From all the tedious research conducted by Bill Marshall and colleagues, several factors paralleling some of Assay and Lambert’s (1992) research on successful psychotherapy remains important. Marshall (2005, 2007 interviewed by Carich and Scott Smith) outlined four key functions that need to be incorporated in any successful sex offender treatment context:

  • Respect and rapport
    • Therapeutic connection at some level with the client
  • Encouragement/Reward (reinforcement) or positive behavior and responses
  • Hope for change or something different
  • Directive to a degree
    • Some level of structure and guidance

 

Conclusion

There are numerous dynamic risk factors (DRFs) that can be targeted in treatment (Carich, Spilman, & Stanislaus, 2008). DRFs can be complex and interrelated with each other, varying in levels of risk correlation to sexual offending behavior. DRFs are translated into treatment targets and/or goals. Treatment targets will vary amongst individuals depending upon any number of factors (e.g., background history, personality characteristics, level of deviant fixation, motivation, program resources, offense pattern processes, etc.). Yet, there seem to be common factors amongst the clientele that vary as well. These factors are translated into, and reflected as, program elements or themes. Questions always arise as to what are the key treatment themes and/or elements? Several were proposed, including:

  • Cognitive restructuring
  • Empathy
  • Change maintenance
  • Emotional regulation skills

It was suggested that attachment and interpersonal skills will naturally be addressed within the group process. It would appear from clinical experience that this summary applies primarily to those in low to moderate risk groups. The very high risk groups usually found in civil commitment programs are typically clients with chronic, fixated, sexually deviant patterns, and dysfunctional personality characteristics—most with complex trauma histories requiring even more additional work.
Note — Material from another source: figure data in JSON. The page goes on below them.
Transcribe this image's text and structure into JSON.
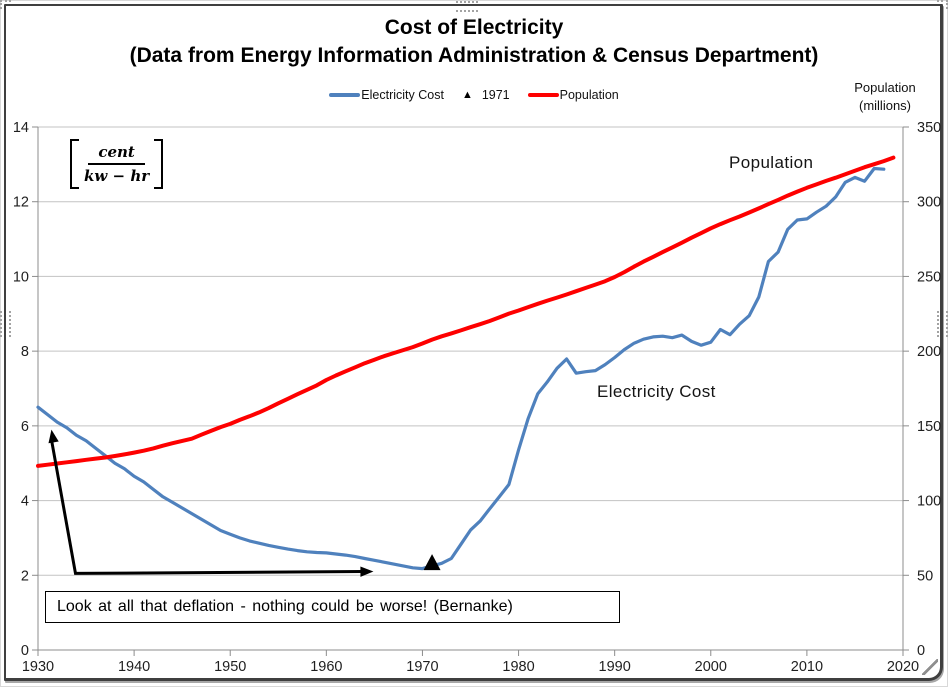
{
  "header": {
    "title": "Cost of Electricity",
    "subtitle": "(Data from Energy Information Administration & Census Department)"
  },
  "legend": {
    "items": [
      {
        "label": "Electricity Cost",
        "swatch": "line",
        "color": "#4F81BD"
      },
      {
        "label": "1971",
        "swatch": "triangle",
        "glyph": "▲",
        "color": "#000000"
      },
      {
        "label": "Population",
        "swatch": "line",
        "color": "#FE0000"
      }
    ]
  },
  "right_axis_header": {
    "line1": "Population",
    "line2": "(millions)"
  },
  "unit_formula": {
    "numerator": "cent",
    "denominator": "kw − hr"
  },
  "series_labels": {
    "population": "Population",
    "electricity": "Electricity Cost"
  },
  "annotation": {
    "text": "Look at all that deflation - nothing could be worse! (Bernanke)"
  },
  "chart_data": {
    "type": "line",
    "title": "Cost of Electricity",
    "subtitle": "(Data from Energy Information Administration & Census Department)",
    "x_axis": {
      "min": 1930,
      "max": 2020,
      "ticks": [
        1930,
        1940,
        1950,
        1960,
        1970,
        1980,
        1990,
        2000,
        2010,
        2020
      ]
    },
    "y_left": {
      "min": 0,
      "max": 14,
      "ticks": [
        0,
        2,
        4,
        6,
        8,
        10,
        12,
        14
      ],
      "unit": "cent per kw-hr"
    },
    "y_right": {
      "min": 0,
      "max": 350,
      "ticks": [
        0,
        50,
        100,
        150,
        200,
        250,
        300,
        350
      ],
      "label": "Population (millions)"
    },
    "grid": "horizontal-only",
    "legend_position": "top-center",
    "colors": {
      "grid": "#c3c3c3",
      "axis": "#8c8c8c",
      "tick_text": "#1f1f1f"
    },
    "series": [
      {
        "name": "Electricity Cost",
        "axis": "left",
        "color": "#4F81BD",
        "width": 3.2,
        "x_start": 1930,
        "x_step": 1,
        "values": [
          6.5,
          6.3,
          6.1,
          5.95,
          5.75,
          5.6,
          5.4,
          5.2,
          5.0,
          4.85,
          4.65,
          4.5,
          4.3,
          4.1,
          3.95,
          3.8,
          3.65,
          3.5,
          3.35,
          3.2,
          3.1,
          3.0,
          2.92,
          2.86,
          2.8,
          2.75,
          2.7,
          2.66,
          2.63,
          2.61,
          2.6,
          2.57,
          2.54,
          2.5,
          2.45,
          2.4,
          2.35,
          2.3,
          2.25,
          2.2,
          2.18,
          2.25,
          2.32,
          2.45,
          2.83,
          3.21,
          3.45,
          3.78,
          4.1,
          4.43,
          5.36,
          6.2,
          6.86,
          7.18,
          7.54,
          7.79,
          7.41,
          7.45,
          7.48,
          7.64,
          7.83,
          8.04,
          8.21,
          8.32,
          8.38,
          8.4,
          8.36,
          8.43,
          8.26,
          8.16,
          8.24,
          8.58,
          8.44,
          8.72,
          8.95,
          9.45,
          10.4,
          10.65,
          11.26,
          11.51,
          11.54,
          11.72,
          11.88,
          12.13,
          12.52,
          12.65,
          12.55,
          12.89,
          12.87
        ]
      },
      {
        "name": "Population",
        "axis": "right",
        "color": "#FE0000",
        "width": 4,
        "x_start": 1930,
        "x_step": 1,
        "values": [
          123.2,
          124.0,
          124.8,
          125.6,
          126.4,
          127.3,
          128.1,
          128.8,
          129.8,
          130.9,
          132.1,
          133.4,
          134.9,
          136.7,
          138.4,
          139.9,
          141.4,
          144.1,
          146.6,
          149.2,
          151.3,
          154.0,
          156.4,
          159.0,
          161.9,
          165.1,
          168.1,
          171.2,
          174.1,
          177.1,
          180.7,
          183.7,
          186.5,
          189.2,
          191.9,
          194.3,
          196.6,
          198.7,
          200.7,
          202.7,
          205.1,
          207.7,
          209.9,
          211.9,
          213.9,
          216.0,
          218.0,
          220.2,
          222.6,
          225.1,
          227.2,
          229.5,
          231.7,
          233.8,
          235.8,
          237.9,
          240.1,
          242.3,
          244.5,
          246.8,
          249.6,
          252.9,
          256.5,
          259.9,
          263.1,
          266.3,
          269.4,
          272.6,
          275.9,
          279.0,
          282.2,
          285.0,
          287.6,
          290.1,
          292.8,
          295.5,
          298.4,
          301.2,
          304.1,
          306.8,
          309.3,
          311.6,
          313.9,
          316.1,
          318.4,
          320.7,
          323.1,
          325.1,
          327.2,
          329.5
        ]
      }
    ],
    "marker_1971": {
      "year": 1971,
      "value": 2.3,
      "shape": "triangle",
      "color": "#000000"
    },
    "annotation_arrow": {
      "points": [
        [
          1931.4,
          5.9
        ],
        [
          1933.9,
          2.05
        ],
        [
          1964.9,
          2.1
        ]
      ],
      "heads": "both-ends",
      "color": "#000000"
    }
  }
}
The last thing addressed was treatment delivery. Treatment delivery is based on the process variables (Marshall, 2005). The summary of essential elements will be reflected by the Risk-Need-Responsivity principles as applied to the client. A clinician can target all the right DRFs and have all the right treatment elements; however, the outcome hinges on treatment delivery. Ineffective treatment delivery usually yields ineffective results. Effective treatment delivery involves the use process variables alluded to by Marshall (2005) and Marshall, Marshall, Serran, and O’Brien (2011). The use of process variables is included in positive psychology, and the current push in the field is integrating positive psychology. However, with the integration of positive psychology via the Good Lives Model (GLM), the field is moving beyond basic CBT towards a Cognitive-Behavioral Dynamics therapy incorporating a holistic view. This appears to be the future of the field.